Pour lui, la société faite partie de la nature, les sciences sociales doivent donc se soumettent aux sciences naturelles. De même, les fait sociaux ne sont que des choses, totalement indépendant des êtres humains, qui peuvent être étudiées telles quelles sans faire intervenir l’élément humain.

Sa théorie se base sur le principe de la contrainte sociale c’est-à-dire que l’individu, dès sa naissance, vit dans une société dont les traits, l’organisation et la nature sont arrêtés. L’individu n’a aucun rôle dans la définition de sa société. Au contraire, c’est la société elle-même qui modèle sa vie, l’individu n’est qu’une infinie partie d’un tout qu’on ne peut comprendre en étudiant ses parties. Tout comme on ne peut étudier les propriétés de l’eau, qui a ses propres trait en étudiant chacune des caractéristiques de ses composants chimiques.

Les théories déterministes dévalorisent la considération porté à l’être humain et nient son rôle en tant qu’acteur de l’histoire ; l’histoire, la civilisation et la société sont soumises à des lois, indépendantes de la volonté humaine, elles se comportent en entités qui exercent une influence sur la mentalité des humains, leur morale, leur coutumes, leurs cultures et leurs doctrines.

Cette conception supprime le rôle de la volonté humaine dans l’histoire et la société alors que la première orientation exagère son rôle à tel point que l’histoire devient entièrement dépendante des divers facteurs humains.

3) La troisième orientation reconnaît à la fois le rôle de la volonté humaine et le déterminisme dans le processus historique. Les adeptes de cette orientation pensent que nous pouvons comprendre l’histoire à partir de ces deux facteurs à la fois, mais ils ne prennent pas en compte le rôle de la providence divine dans le cours de l’histoire. Ils considèrent que l’histoire est la résultante des efforts humains et de la loi de la causalité.

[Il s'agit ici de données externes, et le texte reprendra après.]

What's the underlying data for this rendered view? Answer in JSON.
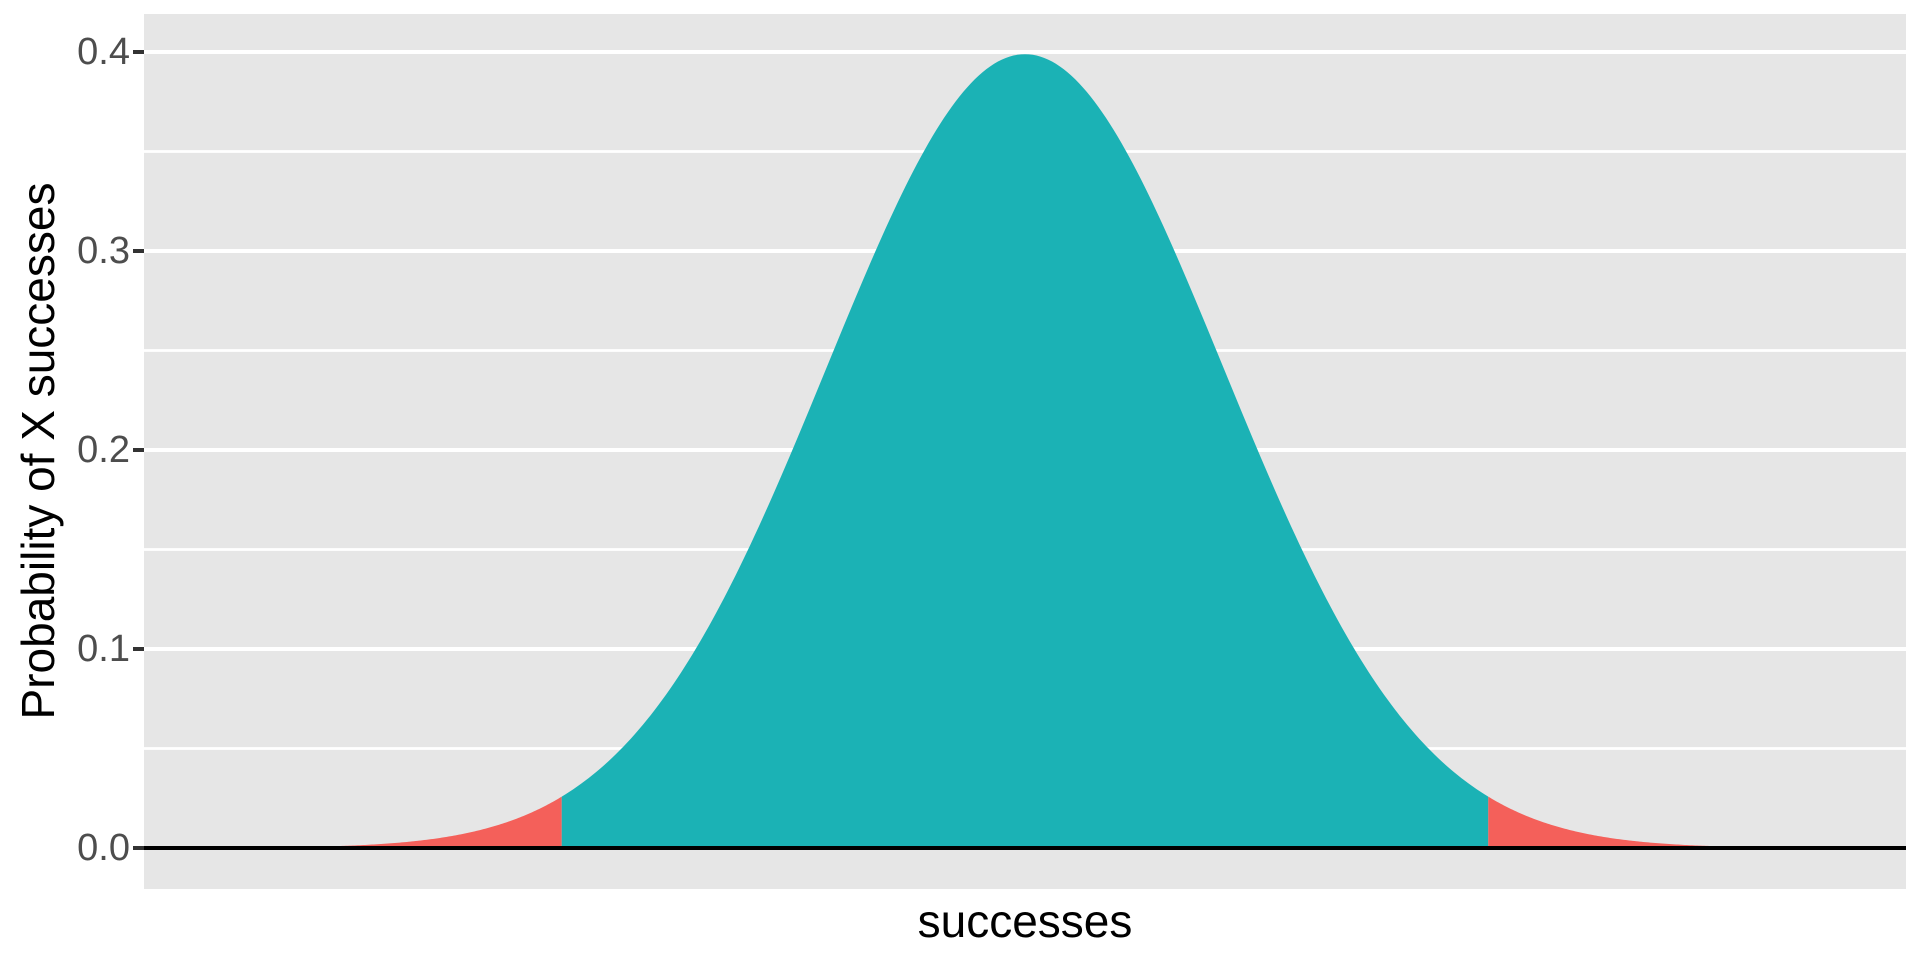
{
  "chart_data": {
    "type": "area",
    "subtype": "normal-distribution-with-shaded-tails",
    "title": "",
    "xlabel": "successes",
    "ylabel": "Probability of X successes",
    "x_axis": {
      "label": "successes",
      "tick_labels": [],
      "z_range": [
        -4.45,
        4.45
      ]
    },
    "y_axis": {
      "label": "Probability of X successes",
      "tick_labels": [
        "0.0",
        "0.1",
        "0.2",
        "0.3",
        "0.4"
      ],
      "tick_values": [
        0,
        0.1,
        0.2,
        0.3,
        0.4
      ],
      "minor_tick_values": [
        0.05,
        0.15,
        0.25,
        0.35
      ],
      "range": [
        -0.0206,
        0.4191
      ]
    },
    "distribution": {
      "kind": "normal",
      "mean_z": 0,
      "sd_z": 1,
      "peak_density": 0.3989,
      "lower_cutoff_z": -2.34,
      "upper_cutoff_z": 2.34
    },
    "regions": [
      {
        "name": "lower-tail",
        "z_from": -4.45,
        "z_to": -2.34,
        "color": "#F4605A"
      },
      {
        "name": "center",
        "z_from": -2.34,
        "z_to": 2.34,
        "color": "#1BB2B5"
      },
      {
        "name": "upper-tail",
        "z_from": 2.34,
        "z_to": 4.45,
        "color": "#F4605A"
      }
    ],
    "baseline": {
      "value": 0,
      "color": "#000000"
    },
    "legend": null,
    "grid": {
      "on": true,
      "major_color": "#FFFFFF",
      "minor_color": "#FFFFFF"
    }
  },
  "style": {
    "panel_background": "#E6E6E6",
    "tick_label_color": "#4D4D4D",
    "tick_mark_color": "#333333",
    "axis_title_color": "#000000"
  }
}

L’être humain peut orienter, de ce fait le déterminisme dans un sens ou sens ou un autre, étant l’acteur, principal du mouvement de l’histoire.

Même si les adeptes de ce courant croient, d’une manière ou d’une autre, en Dieu le Tout-puissant et considèrent qu’Il a créé l’Univers, ils nient cependant Sa présence en tant qu’Auteur principal et fondamental de l’histoire. Il s’agit de la conception juive que le Coran rapporte en ces termes « La main de Dieu est fermée » disent les juifs » .

(Al-Ma’ida, 5 :64)

Il s’agit là des trois principales doctrines matérialistes contemporaines qui ont envisagé d’expliquer l’histoire.